I've been lurking here for a couple of weeks, trying to get the lay of the land. I think I'm finally ready to make a comment. Namely: Help!

My DS4.0 has a strong interest in numbers. Except for me and DW, however, he seems to hide this interest from most people. He made it through an entire year of pre-school last year, for instance, without managing to let either of his teachers know that he could add and subtract. They considered him good at math because he could count objects quicker than the other three-year-olds. Lately he has turned his focus to multiplication. I am concerned.

There are two aspects to my concern. First, I want it to seem ok to him that he has this interest in numbers. Another great interest of his is baseball, and he has no problem whatsoever sharing that interest with his teachers and friends. We live in a baseball-obsessed region of the US, and he gets lots of positive feedback for his athletic ability. But he seems already to have learned the lesson that his interest in numbers isn't going to earn him very many social points. Any tricks for dealing with that?

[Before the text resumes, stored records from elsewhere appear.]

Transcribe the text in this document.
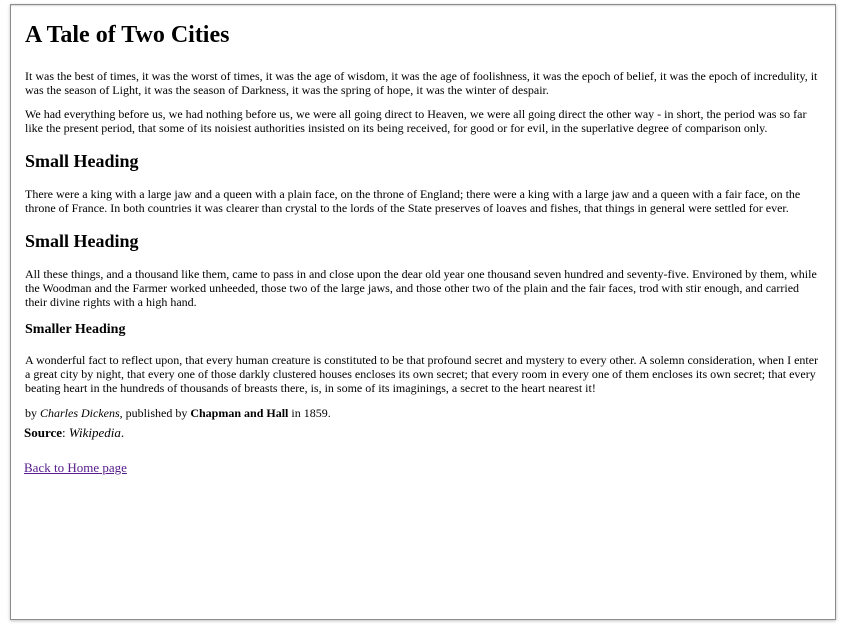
A Tale of Two Cities

It was the best of times, it was the worst of times, it was the age of wisdom, it was the age of foolishness, it was the epoch of belief, it was the epoch of incredulity, it was the season of Light, it was the season of Darkness, it was the spring of hope, it was the winter of despair.

We had everything before us, we had nothing before us, we were all going direct to Heaven, we were all going direct the other way - in short, the period was so far like the present period, that some of its noisiest authorities insisted on its being received, for good or for evil, in the superlative degree of comparison only.

Small Heading

There were a king with a large jaw and a queen with a plain face, on the throne of England; there were a king with a large jaw and a queen with a fair face, on the throne of France. In both countries it was clearer than crystal to the lords of the State preserves of loaves and fishes, that things in general were settled for ever.

Small Heading

All these things, and a thousand like them, came to pass in and close upon the dear old year one thousand seven hundred and seventy-five. Environed by them, while the Woodman and the Farmer worked unheeded, those two of the large jaws, and those other two of the plain and the fair faces, trod with stir enough, and carried their divine rights with a high hand.

Smaller Heading

A wonderful fact to reflect upon, that every human creature is constituted to be that profound secret and mystery to every other. A solemn consideration, when I enter a great city by night, that every one of those darkly clustered houses encloses its own secret; that every room in every one of them encloses its own secret; that every beating heart in the hundreds of thousands of breasts there, is, in some of its imaginings, a secret to the heart nearest it!

by Charles Dickens, published by Chapman and Hall in 1859.
Source: Wikipedia.
Back to Home page
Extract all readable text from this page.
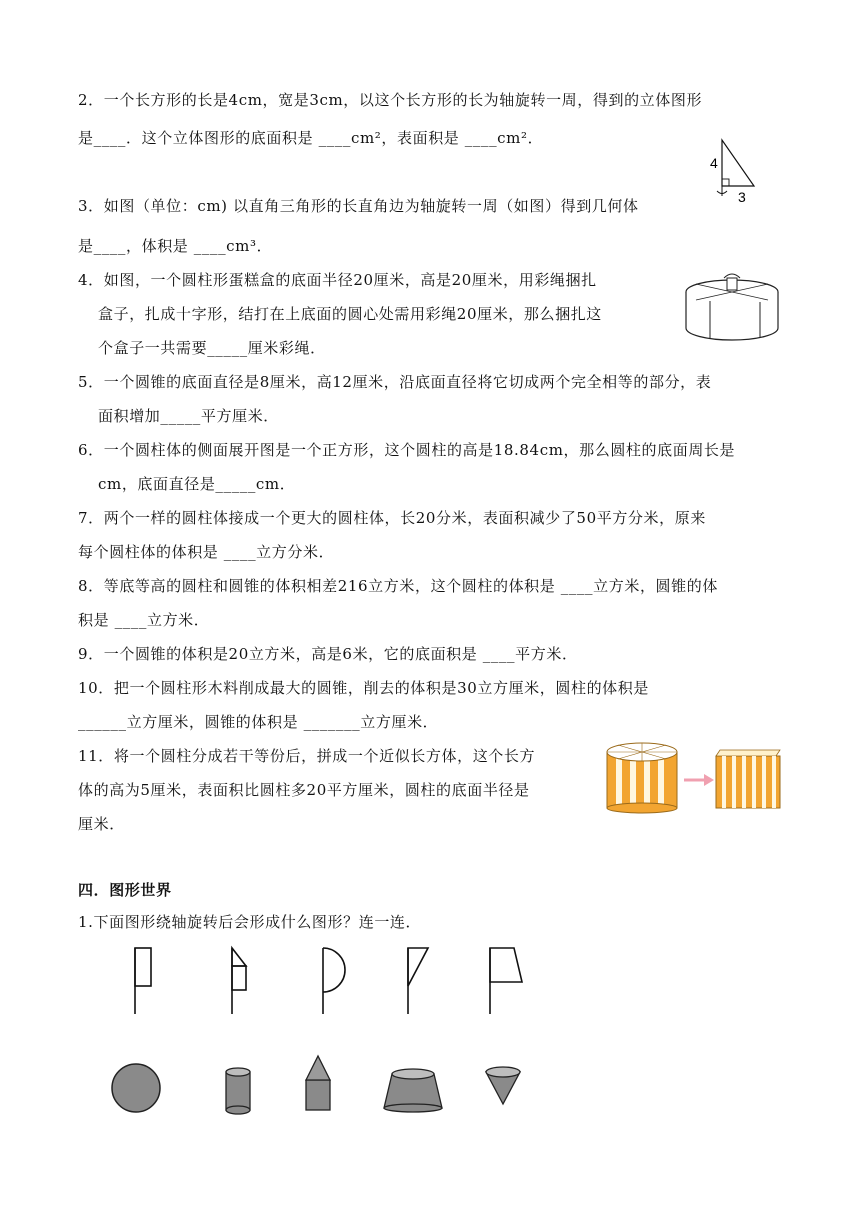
2．一个长方形的长是4cm，宽是3cm，以这个长方形的长为轴旋转一周，得到的立体图形
是____．这个立体图形的底面积是 ____cm²，表面积是 ____cm²．
4
3
3．如图（单位：cm) 以直角三角形的长直角边为轴旋转一周（如图）得到几何体
是____，体积是 ____cm³．
4．如图，一个圆柱形蛋糕盒的底面半径20厘米，高是20厘米，用彩绳捆扎
盒子，扎成十字形，结打在上底面的圆心处需用彩绳20厘米，那么捆扎这
个盒子一共需要_____厘米彩绳．
5．一个圆锥的底面直径是8厘米，高12厘米，沿底面直径将它切成两个完全相等的部分，表
面积增加_____平方厘米．
6．一个圆柱体的侧面展开图是一个正方形，这个圆柱的高是18.84cm，那么圆柱的底面周长是
cm，底面直径是_____cm．
7．两个一样的圆柱体接成一个更大的圆柱体，长20分米，表面积减少了50平方分米，原来
每个圆柱体的体积是 ____立方分米．
8．等底等高的圆柱和圆锥的体积相差216立方米，这个圆柱的体积是 ____立方米，圆锥的体
积是 ____立方米．
9．一个圆锥的体积是20立方米，高是6米，它的底面积是 ____平方米．
10．把一个圆柱形木料削成最大的圆锥，削去的体积是30立方厘米，圆柱的体积是
______立方厘米，圆锥的体积是 _______立方厘米．
11．将一个圆柱分成若干等份后，拼成一个近似长方体，这个长方
体的高为5厘米，表面积比圆柱多20平方厘米，圆柱的底面半径是
厘米．
四．图形世界
1.下面图形绕轴旋转后会形成什么图形？连一连．
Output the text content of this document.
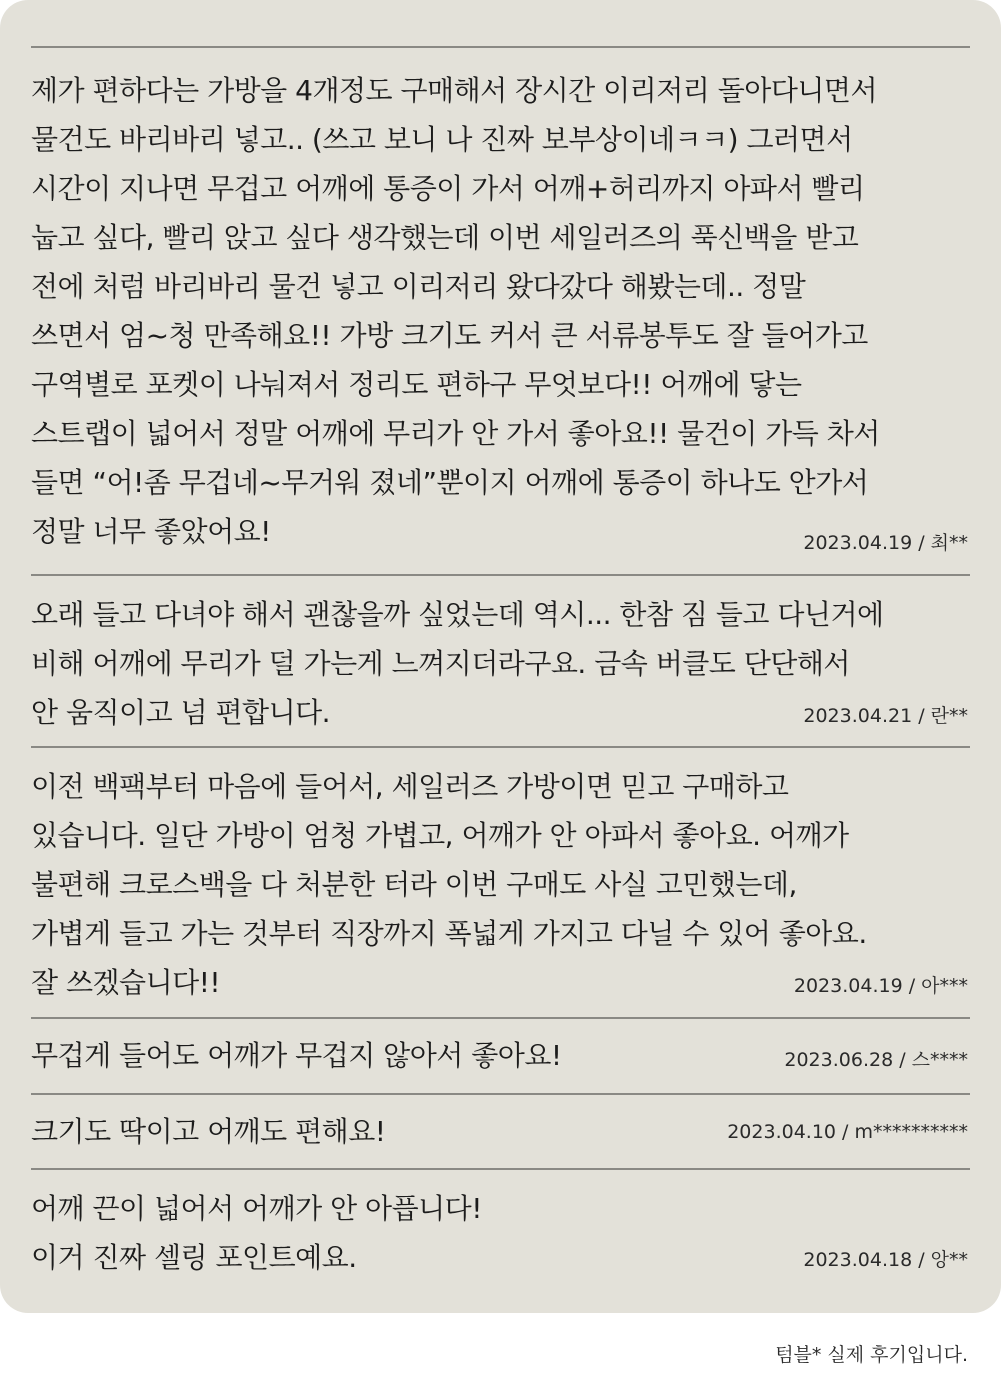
제가 편하다는 가방을 4개정도 구매해서 장시간 이리저리 돌아다니면서
물건도 바리바리 넣고.. (쓰고 보니 나 진짜 보부상이네ㅋㅋ) 그러면서
시간이 지나면 무겁고 어깨에 통증이 가서 어깨+허리까지 아파서 빨리
눕고 싶다, 빨리 앉고 싶다 생각했는데 이번 세일러즈의 푹신백을 받고
전에 처럼 바리바리 물건 넣고 이리저리 왔다갔다 해봤는데.. 정말
쓰면서 엄~청 만족해요!! 가방 크기도 커서 큰 서류봉투도 잘 들어가고
구역별로 포켓이 나눠져서 정리도 편하구 무엇보다!! 어깨에 닿는
스트랩이 넓어서 정말 어깨에 무리가 안 가서 좋아요!! 물건이 가득 차서
들면 “어!좀 무겁네~무거워 졌네”뿐이지 어깨에 통증이 하나도 안가서
정말 너무 좋았어요!	2023.04.19 / 최**
오래 들고 다녀야 해서 괜찮을까 싶었는데 역시... 한참 짐 들고 다닌거에
비해 어깨에 무리가 덜 가는게 느껴지더라구요. 금속 버클도 단단해서
안 움직이고 넘 편합니다.	2023.04.21 / 란**
이전 백팩부터 마음에 들어서, 세일러즈 가방이면 믿고 구매하고
있습니다. 일단 가방이 엄청 가볍고, 어깨가 안 아파서 좋아요. 어깨가
불편해 크로스백을 다 처분한 터라 이번 구매도 사실 고민했는데,
가볍게 들고 가는 것부터 직장까지 폭넓게 가지고 다닐 수 있어 좋아요.
잘 쓰겠습니다!!	2023.04.19 / 아***
무겁게 들어도 어깨가 무겁지 않아서 좋아요!	2023.06.28 / 스****
크기도 딱이고 어깨도 편해요!	2023.04.10 / m**********
어깨 끈이 넓어서 어깨가 안 아픕니다!
이거 진짜 셀링 포인트예요.	2023.04.18 / 앙**
텀블* 실제 후기입니다.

Second, I want to know better how to help him explore his interest in math. Part of the problem is, frankly, that he's barely 4. He doesn't write very well, he doesn't read particularly well (or at least he says he doesn't), and almost all of the math he does goes on in his head. Dinner table conversation consists in out-of-the-blue snippets like, "Daddy, when you were 28 mommy was 23." I have no idea what he's thinking when he says things like that, but he almost always gets them right.

I like that the whole thing happens in his head. It makes it all seem more playful and fun - which I think it is for him. But it's a lot of work to explain things well without writing them down. Most of the skip-count sequences that he knows, for instance, have songs that go along with them. But we had to make up the songs. That's a lot of work. When he asked me how to multiply by 9 recently I resisted, since I couldn't think of a good song to use. And there are lots of other things he doesn't know anything about because I suspect you'd have to write them down to explain them - like carrying and borrowing. It's one thing to play fun math games with my four year old, but it seems like quite another to sit down and actually give him a lesson. Even if he asks. (Does he really want the full explanation?) Isn't that the horrible thing everyone calls hothousing?

Well, you can see I'm ambivalent about this whole thing, and I really don't know how to think about it. Any comments on any of it would be really helpful.